Blogging and starting a email newsletter are obvious examples but there's a
ton of other digital marketing techniques you can use.

------
amac
> Happens all the time, unfortunately. Now, whenever I work on a project, the
> very first thing I think about is how the distribution is going to work, and
> then build the app around that.

This. Make something people want is the first step, then you need to figure
out the distribution.

------
gburt
Pretty much anyone that has ever built something has been there.

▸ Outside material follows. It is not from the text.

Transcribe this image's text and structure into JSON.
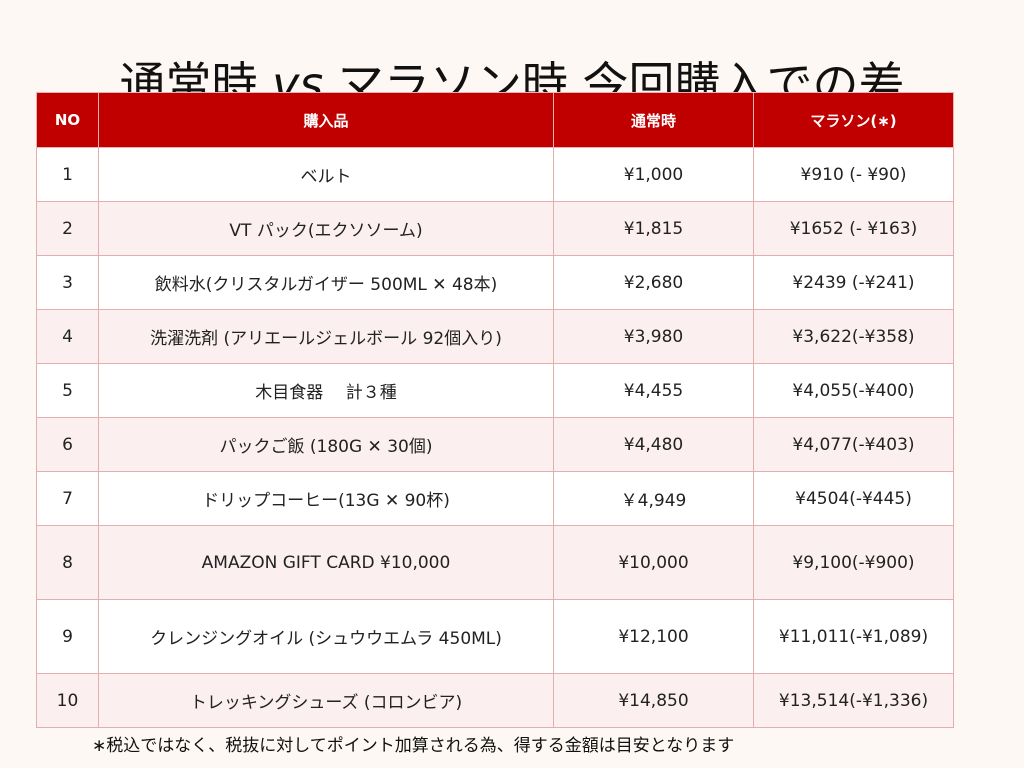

You either
built something in search of a problem (i.e., something no one wanted) or
failed to reach the audience that did want it (a marketing issue).

------
mattwritescode
As someone who is currently working on a project it is something at the back
of your mind.

That being said I think if you have done the research and know there is a
market you should have no reason not to have users.

------
jesusmichael
sourceforge is full of cool shit only a handful of people use... This is why
you need a salesperson... the pet rock sold 1M units in 8 months, why because
people thought it was cool. Most stuff never gets any thought because dev guys
think they can create stuff without sales guys to pitch it. Doesn't work like
that... If your light is hidden under a bushel, it doesn't it make it any less
of a light... it means you don't know how to get the bushel off.

------
dsschnau
This is one of those things I'm afraid of whenever I start a project.